Well, it still doesnt change anything

:p
 
What Siren said, only bigger and with more vitriol. I'm good at spewing that.

Anyway, my brother (imagine my chagrin lobito even, yeeesh, and I style myself a linguist), do what's best for you.
 
no, Siren, you are right

it's doesn't change a thing.

You know, in a sick way I finally feel like I have power over him though. He knows I'll never forgive him, that's something else he has to live with.

We can't send him to prison, unless it's proven that another younger person was molested taht we don't yet know about, and then ONLY if the child is willing, the parents in our state, are not allowed to press charges in these cases.

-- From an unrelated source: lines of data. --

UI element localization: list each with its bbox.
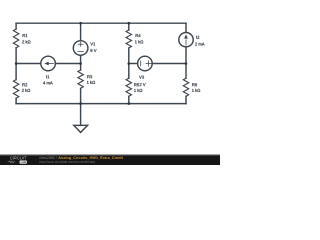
wire R4 bottom lead [128,48,130,64]
node left mid junction [15,62,18,65]
label R2 [22,83,27,86]
voltage source V3 [138,56,153,71]
label R1 [23,34,28,37]
wire R3 top lead [80,64,82,71]
node V1 top junction [79,22,82,25]
wire left rail lower lead [15,98,17,103]
wire right rail top lead [185,23,187,32]
label R5 [134,83,139,86]
wire R3 bottom lead [80,88,82,103]
footer text [40,156,123,163]
label I2 [196,36,199,39]
wire left rail middle [15,48,17,80]
wire I1 to node A [55,63,80,65]
resistor R3 [78,70,83,88]
resistor R6 [183,78,188,96]
wire middle left segment [16,63,41,65]
label R4 [136,34,141,37]
wire I2 to node C [185,47,187,64]
wire bottom rail [16,103,186,105]
node B junction [128,62,131,65]
label I1 [46,75,49,78]
wire R6 bottom lead [185,96,187,103]
label R3 [87,75,92,78]
node R4 top junction [128,22,131,25]
node A junction [79,62,82,65]
wire V1 branch top lead [80,23,82,41]
wire R5 top lead [128,64,130,79]
wire top rail [16,22,186,24]
wire node B to V3 [129,63,138,65]
current source I2 [179,33,193,47]
wire R6 top lead [185,64,187,79]
resistor R4 [126,30,131,48]
wire R5 bottom lead [128,96,130,103]
wire R4 branch top lead [128,23,130,30]
resistor R5 [126,78,131,96]
wire V3 to right rail [152,63,186,65]
label V1 [90,43,95,46]
voltage source V1 [73,41,88,56]
node R5 bottom junction [128,102,131,105]
wire V1 bottom lead [80,55,82,63]
node C junction [185,62,188,65]
node ground junction [79,102,82,105]
logo CircuitLab [8,157,27,164]
resistor R1 [13,29,18,48]
label R6 [192,83,197,86]
label V3 [139,76,144,79]
ground [80,104,82,126]
current source I1 [41,56,56,71]
resistor R2 [13,80,18,99]
wire left rail upper lead [15,23,17,29]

To some extent, I dare say that the adults when this first happened, where more worried about how it would affect their lives, with other knowing it happened in their families, than what would happen to the "kids" lives.
 
Touching & Feeling

I'm not keen on any of this stuff. When I fuck up, and I become aware of it, I apologize. I do not say" I'm sorry if I upset you," or any of that doubletalk. I merely say I'm sorry for what I've done. Sometimes when I'm truly enraged, I will apologize while I'm yelling (as in, "I know you just work for this company and I know it's not really YOUR fault, but your damned company is driving me insane!"). I say these things to try to innoculate them from my rage. And I say them for myself, so that I will not forget my lapse.

I do not seek forgiveness. I have never asked for any, ever, in my life. If people wish to forgive me, or to forget something asinine or offensive that I've done or said, that's really their business. Nor do I grant it consciously. Some people I forgive, others I don't. It's an organic process. And sometimes I forget.